Para José Luís Peixoto o primeiro momento, em que sentiu "o embate", acabou por não durar muito. Começou um livro de poesia que em agosto já estava nas livrarias.
"Foi o livro que escrevi e publiquei mais rapidamente. Chama-se Regresso a Casa, que é um título que tem muito a ver com a quarentena e com tudo o que vivemos, e foi uma forma de lidar com isto tudo. Tem sido um momento difícil, com tudo o que tinha previsto para este ano cancelado", desabafa o autor de Morreste-me (2000) e Cemitério de Pianos (2006), acrescentando estar agora "mais otimista".
Deu início também a um blogue de viagens, uma "forma fácil de levar o trabalho a muita gente". "Neste tempo de pandemia, estas circunstâncias tecnológicas foram muito valorizadas e evoluíram [...] O blogue é muito gratificante porque posso partilhar rapidamente as minhas impressões e ter reações. Isso acaba por ser o melhor lado das redes sociais e destes meios que ainda tentamos entender, e que apresentam às vezes tantos aspetos negativos", avança.
Afonso Cruz, que se considera um "veterano do confinamento", estreitou as ligações com as novas ferramentas tecnológicas. "Uma das coisas que mudaram em relação ao meu tempo, é que havia muito mais solicitações para ter eventos através do Zoom ou outras plataformas, que antes não acontecia com tanta frequência", começa por explicar, sublinhando que, devido à pandemia de covid-19, viu canceladas praticamente todas as iniciativas nas quais tinha previsto participar.
"É difícil recusar. Às vezes, impede-nos de ter aquela concentração que a escrita exige. Em alguns casos, achei interessante porque permite evitar algumas reuniões, ou encontros que podem perfeitamente acontecer à distância", admite o autor de Para onde Vão os Guarda-Chuvas (2013) e Flores (2015).
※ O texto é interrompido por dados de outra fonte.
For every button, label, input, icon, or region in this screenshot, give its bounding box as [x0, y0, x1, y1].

"Também para um festival, por exemplo, que antes tinha dinheiro para levar 10, 20 ou 30 escritores, de repente, com o Zoom, consegue ter 100 ou 150 porque não paga, ou paga muito menos, e não tem despesas com o alojamento, por exemplo. Por isso temos mais convites para tudo e mais alguma coisa", admite, com um sorriso, não arriscando qualificar esta nova alteração.
"Não sei se é positivo, é uma mudança. A partir do momento em que temos um acesso muito fácil, contínuo e quase omnipresente a determinadas coisas, também deixamos de ter algum critério, de saber escolher. Às tantas não ligamos ou não damos a importância devida. Por outro lado, são estas coisas que não deixam morrer a difusão da literatura", reflexiona.
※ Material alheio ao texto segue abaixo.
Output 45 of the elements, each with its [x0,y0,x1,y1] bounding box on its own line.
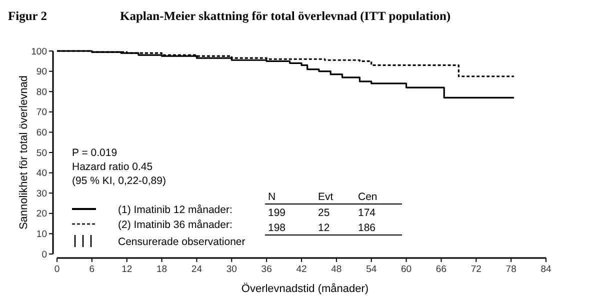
annotation: Evt [318,191,334,203]
x-tick-label: 48 [331,264,342,275]
x-tick-label: 24 [191,264,202,275]
annotation: 186 [358,222,376,234]
annotation: 198 [268,222,286,234]
annotation: P = 0.019 [72,147,118,159]
y-tick-label: 30 [36,188,47,200]
y-tick-label: 0 [42,249,47,260]
x-tick-label: 6 [89,264,95,275]
y-tick-label: 50 [36,148,47,159]
x-tick-label: 0 [54,264,60,275]
x-tick-label: 60 [400,264,412,275]
annotation: Censurerade observationer [118,236,246,248]
x-tick-label: 36 [261,264,272,275]
y-tick-label: 80 [36,86,47,98]
annotation: N [268,191,276,203]
text: Figur 2 [8,9,48,23]
annotation: 25 [318,207,330,219]
y-tick-label: 70 [36,107,47,118]
x-tick-label: 72 [470,264,482,275]
x-tick-label: 78 [506,264,516,275]
annotation: (95 % KI, 0,22-0,89) [72,175,166,187]
x-tick-label: 18 [156,264,168,275]
x-tick-label: 84 [540,264,552,275]
y-tick-label: 20 [36,208,47,220]
x-tick-label: 54 [366,264,377,275]
legend-label: (1) Imatinib 12 månader: [118,204,232,216]
legend-label: (2) Imatinib 36 månader: [118,219,232,231]
y-tick-label: 60 [36,128,47,139]
annotation: 174 [358,207,376,219]
y-tick-label: 100 [31,46,47,58]
x-tick-label: 30 [226,264,237,275]
annotation: 12 [318,222,330,234]
x-tick-label: 12 [122,264,132,275]
chart-title: Kaplan-Meier skattning för total överlevnad (ITT population) [120,9,451,23]
x-axis-title: Överlevnadstid (månader) [241,282,369,295]
y-tick-label: 90 [36,66,47,78]
annotation: Hazard ratio 0.45 [72,161,153,173]
y-tick-label: 10 [36,229,47,240]
annotation: 199 [268,207,286,219]
x-tick-label: 66 [436,264,447,275]
y-tick-label: 40 [36,168,47,180]
annotation: Cen [358,191,378,203]
x-tick-label: 42 [296,264,307,275]
y-axis-title: Sannolikhet för total överlevnad [18,75,30,230]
O regresso à escrita e à leitura tardou algum tempo a chegar a Afonso Reis Cabral (Leva-me Contigo, 2019 e Pão de Açúcar, 2018). "Nos primeiros dois meses fiquei muito sequestrado pela atualidade e pela emergência dos acontecimentos. Não consegui escrever nem ler em condições. Depois dei a volta, em particular na leitura", conta, referindo que passou para o extremo oposto, uma "leitura doentia".
"Quase não fazia nada, exceto ler. No mês seguinte, devo ter lido à volta de 35 obras, quase para compensar. Em particular, novelas gráficas, uma área que não tinha explorado bem, e foi um mundo extraordinário que passei a descobrir", confessa. A escolha do género foi "mais ou menos uma coincidência", mas resgatou-o "de um certo deserto inicial".